Tatsächlich ist Uwe Tellkamp ein außerordentliches Werk gelungen, der lang erwartete, oft beschworene „Wenderoman“, wenn es denn so etwas gibt. Ein nicht nur politisches Panorama des in Deutschland real existierenden Sozialismus am Beispiel der alten, in ihrem Glanz zunehmend verfallenden Residenzstadt Dresden und der merkwürdigen Beziehungen zwischen einem Bildungsbürgertum, das es immer noch gibt, und einer politischen Nomenklatura, die sie am Ende doch nicht verdrängen oder ersetzen kann.
Der Roman behandelt auf fast tausend Seiten den zunächst unerwarteten, schließlich unaufhaltsamen Niedergang der DDR im Zeitraum von 1982 bis 1989 beinahe wie ein Naturereignis, das allerdings Akteure hat, die sich ihrerseits erst allmählich über ihre Absichten und Erwartungen klar werden.

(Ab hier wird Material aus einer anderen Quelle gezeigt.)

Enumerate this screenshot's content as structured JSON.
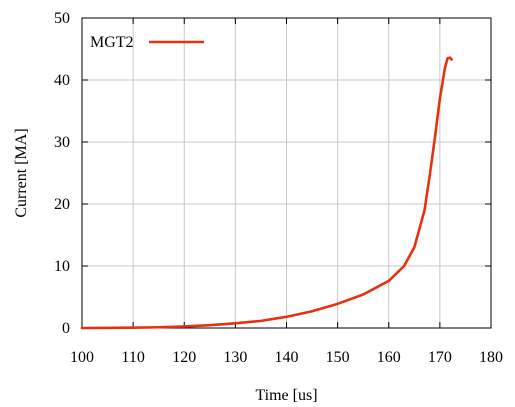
{
  "chart_data": {
    "type": "line",
    "title": "",
    "xlabel": "Time [us]",
    "ylabel": "Current [MA]",
    "xlim": [
      100,
      180
    ],
    "ylim": [
      0,
      50
    ],
    "x_ticks": [
      "100",
      "110",
      "120",
      "130",
      "140",
      "150",
      "160",
      "170",
      "180"
    ],
    "y_ticks": [
      "0",
      "10",
      "20",
      "30",
      "40",
      "50"
    ],
    "grid": true,
    "legend_position": "top-left",
    "series": [
      {
        "name": "MGT2",
        "color": "#e8320e",
        "x": [
          100,
          110,
          115,
          120,
          125,
          130,
          135,
          140,
          145,
          150,
          155,
          160,
          163,
          165,
          167,
          168,
          169,
          170,
          171,
          171.5,
          172,
          172.3
        ],
        "y": [
          0.0,
          0.05,
          0.12,
          0.25,
          0.45,
          0.75,
          1.15,
          1.8,
          2.7,
          3.9,
          5.4,
          7.6,
          10.0,
          13.0,
          19.0,
          24.5,
          30.5,
          37.0,
          42.0,
          43.5,
          43.6,
          43.3
        ]
      }
    ]
  }
}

„Träumen wir also! Aber unter der Bedingung, ernsthaft an unseren Traum zu glauben, das wirkliche Leben aufs genaueste zu beobachten, unsere Beobachtungen mit unserem Traum zu verbinden, unsere Phantasie gewissenhaft zu verwirklichen“ – wird ausgerechnet Lenin als Prophet einer ungewollten Wende zitiert.

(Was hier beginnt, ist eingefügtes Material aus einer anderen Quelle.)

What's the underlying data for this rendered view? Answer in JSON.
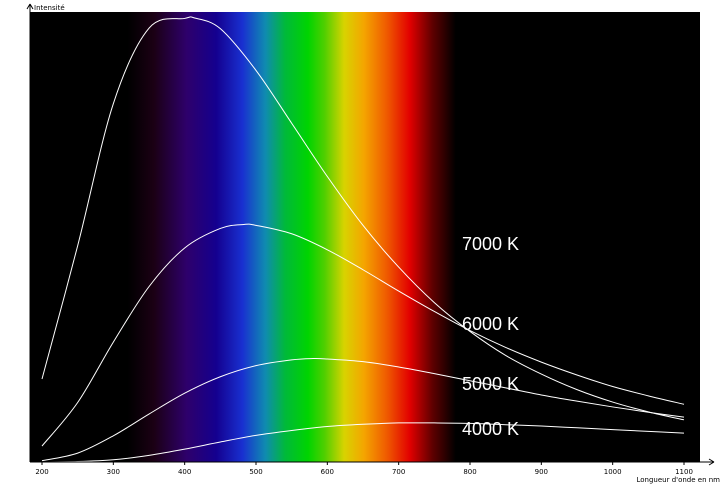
{
  "chart_data": {
    "type": "line",
    "title": "",
    "xlabel": "Longueur d'onde en nm",
    "ylabel": "Intensité",
    "xlim": [
      200,
      1100
    ],
    "ylim": [
      0,
      1
    ],
    "x_ticks": [
      "200",
      "300",
      "400",
      "500",
      "600",
      "700",
      "800",
      "900",
      "1000",
      "1100"
    ],
    "grid": false,
    "background": "#000000",
    "line_color": "#ffffff",
    "background_spectrum": {
      "description": "visible light spectrum shown behind the curves",
      "range_nm": [
        320,
        780
      ]
    },
    "series": [
      {
        "name": "7000 K",
        "x": [
          200,
          250,
          300,
          350,
          400,
          414,
          450,
          500,
          550,
          600,
          650,
          700,
          750,
          800,
          850,
          900,
          950,
          1000,
          1050,
          1100
        ],
        "values": [
          0.187,
          0.487,
          0.807,
          0.977,
          0.999,
          1.0,
          0.976,
          0.882,
          0.763,
          0.643,
          0.533,
          0.439,
          0.359,
          0.294,
          0.24,
          0.198,
          0.163,
          0.135,
          0.113,
          0.095
        ]
      },
      {
        "name": "6000 K",
        "x": [
          200,
          250,
          300,
          350,
          400,
          450,
          483,
          500,
          550,
          600,
          650,
          700,
          750,
          800,
          850,
          900,
          950,
          1000,
          1050,
          1100
        ],
        "values": [
          0.036,
          0.134,
          0.27,
          0.395,
          0.482,
          0.526,
          0.535,
          0.533,
          0.514,
          0.478,
          0.433,
          0.385,
          0.339,
          0.296,
          0.258,
          0.225,
          0.196,
          0.17,
          0.149,
          0.13
        ]
      },
      {
        "name": "5000 K",
        "x": [
          200,
          250,
          300,
          350,
          400,
          450,
          500,
          550,
          580,
          600,
          650,
          700,
          750,
          800,
          850,
          900,
          950,
          1000,
          1050,
          1100
        ],
        "values": [
          0.003,
          0.02,
          0.059,
          0.108,
          0.155,
          0.192,
          0.217,
          0.23,
          0.233,
          0.232,
          0.226,
          0.214,
          0.199,
          0.183,
          0.167,
          0.151,
          0.137,
          0.124,
          0.112,
          0.101
        ]
      },
      {
        "name": "4000 K",
        "x": [
          200,
          250,
          300,
          350,
          400,
          450,
          500,
          550,
          600,
          650,
          700,
          725,
          750,
          800,
          850,
          900,
          950,
          1000,
          1050,
          1100
        ],
        "values": [
          0.0,
          0.001,
          0.005,
          0.015,
          0.029,
          0.045,
          0.06,
          0.071,
          0.08,
          0.085,
          0.088,
          0.088,
          0.088,
          0.087,
          0.084,
          0.081,
          0.077,
          0.073,
          0.069,
          0.065
        ]
      }
    ]
  }
}
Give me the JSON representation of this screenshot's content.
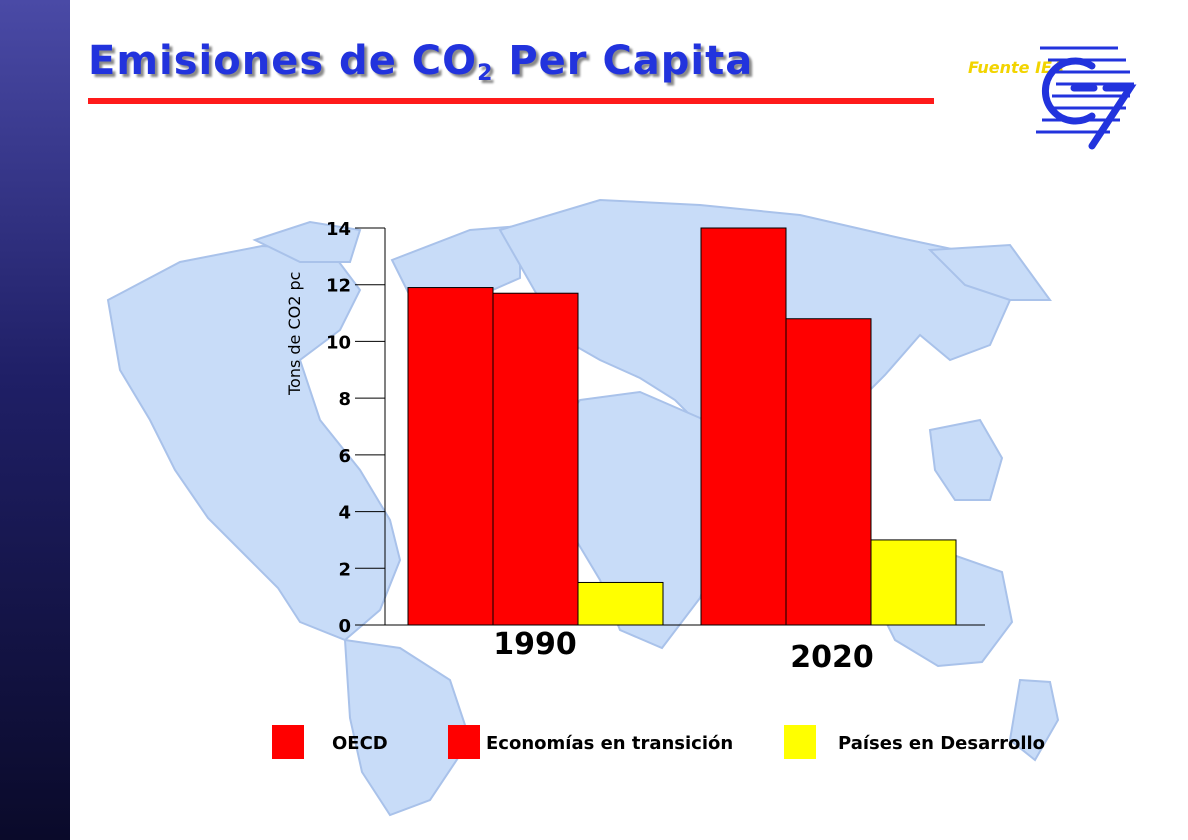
{
  "header": {
    "title_main": "Emisiones de CO",
    "title_sub": "2",
    "title_rest": " Per Capita",
    "source": "Fuente IEA"
  },
  "colors": {
    "title": "#2233dd",
    "accent_rule": "#ff1a1a",
    "source": "#f2d400",
    "map": "#c8dcf8"
  },
  "icons": {
    "logo": "g7-logo-icon",
    "background": "world-map-image"
  },
  "chart_data": {
    "type": "bar",
    "categories": [
      "1990",
      "2020"
    ],
    "series": [
      {
        "name": "OECD",
        "color": "#ff0000",
        "values": [
          11.9,
          14.0
        ]
      },
      {
        "name": "Economías en transición",
        "color": "#ff0000",
        "values": [
          11.7,
          10.8
        ]
      },
      {
        "name": "Países en Desarrollo",
        "color": "#ffff00",
        "values": [
          1.5,
          3.0
        ]
      }
    ],
    "ylabel": "Tons de CO2 pc",
    "xlabel": "",
    "ylim": [
      0,
      14
    ],
    "yticks": [
      0,
      2,
      4,
      6,
      8,
      10,
      12,
      14
    ],
    "grid": false,
    "legend": "bottom"
  }
}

Die Beobachtungsgabe des Autors ist nicht weniger bemerkenswert als seine Formulierungskunst, insbesondere seine Präzision in der Charakterisierung von Stimmungen, Farben, Formen oder Geräuschen. Dass der gebürtige Dresdner Uwe Tellkamp die Schauplätze mit einer Genauigkeit beschreibt, die fast als Stadtkarte dienen könnte, erstaunt ebenso wenig wie die medizinische Sachkunde des gelernten Arztes bei der Beschreibung von Krankenstationen und Operationen. Dagegen verblüfft seine genaue Kenntnis der Funktionsweise eines Panzers wie der Produktionsbedingungen gefährlicher chemischer Substanzen oder der in fast jeder Beziehung monströsen Arbeitsbedingungen im Braunkohleabbau.

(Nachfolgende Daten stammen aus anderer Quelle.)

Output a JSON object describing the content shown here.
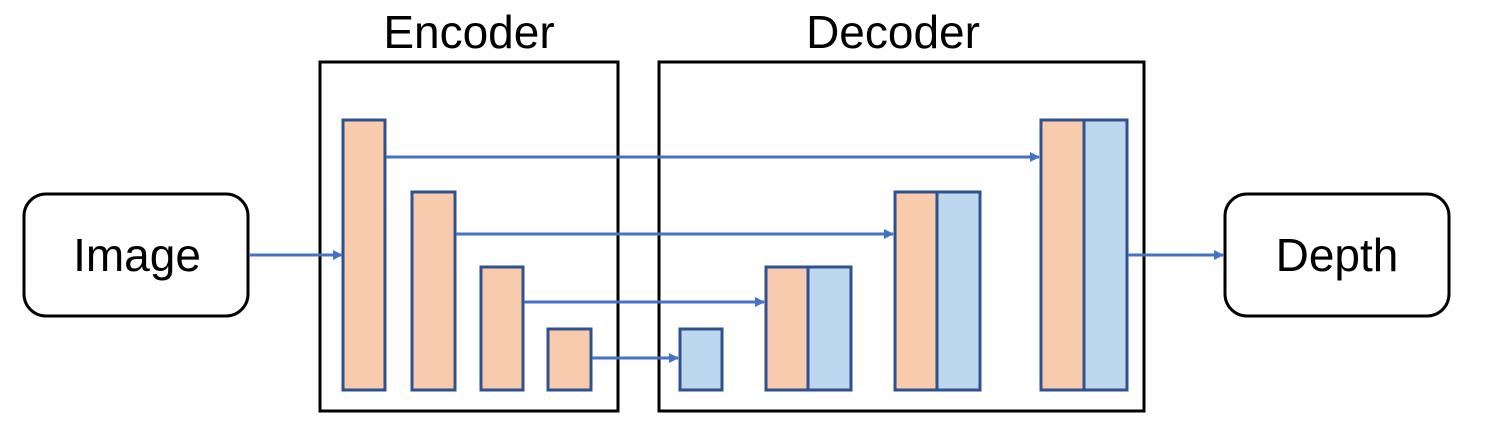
{
  "colors": {
    "encoder_fill": "#f8cbad",
    "decoder_fill": "#bdd7ee",
    "block_stroke": "#2f528f",
    "arrow": "#4472c4",
    "frame_stroke": "#000000"
  },
  "input": {
    "label": "Image"
  },
  "output": {
    "label": "Depth"
  },
  "encoder": {
    "title": "Encoder"
  },
  "decoder": {
    "title": "Decoder"
  }
}
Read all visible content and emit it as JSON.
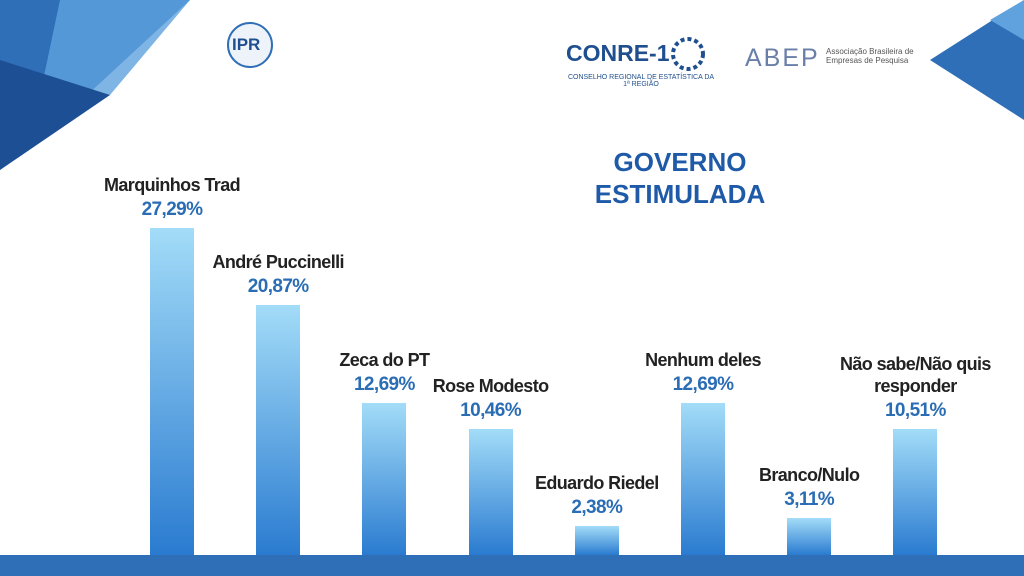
{
  "chart_data": {
    "type": "bar",
    "title": "GOVERNO ESTIMULADA",
    "categories": [
      "Marquinhos Trad",
      "André Puccinelli",
      "Zeca do PT",
      "Rose Modesto",
      "Eduardo Riedel",
      "Nenhum deles",
      "Branco/Nulo",
      "Não sabe/Não quis responder"
    ],
    "values": [
      27.29,
      20.87,
      12.69,
      10.46,
      2.38,
      12.69,
      3.11,
      10.51
    ],
    "value_labels": [
      "27,29%",
      "20,87%",
      "12,69%",
      "10,46%",
      "2,38%",
      "12,69%",
      "3,11%",
      "10,51%"
    ],
    "gradient": [
      "#a3dcf8",
      "#2a7bd0"
    ]
  },
  "logos": {
    "ipr": "IPR",
    "conre": "CONRE-1",
    "conre_sub": "CONSELHO REGIONAL DE ESTATÍSTICA DA 1ª REGIÃO",
    "abep": "ABEP",
    "abep_sub": "Associação Brasileira de Empresas de Pesquisa"
  }
}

Der Leser hat schließlich viel gelernt, das er nicht kannte, oder wiedererkannt, was ihm aus eigener Erfahrung so oder so ähnlich erinnerlich war. Und manche werden von den gewaltigen Veränderungen ähnlich überrascht gewesen sein wie die handelnden Personen dieses Romans, die nach Auskunft seines Autors „mit tatsächlich existierenden Personen soviel gemein haben wie der Bildhauerton mit einer Skulptur“
Das Buch endet am 9. November 1989 mit dem Hinweis auf die Ereignisse am Brandenburger Tor – mit einem Doppelpunkt: als ob die neuen Verhältnisse den Erwartungen genügen könnten, die sie herbeigeführt haben.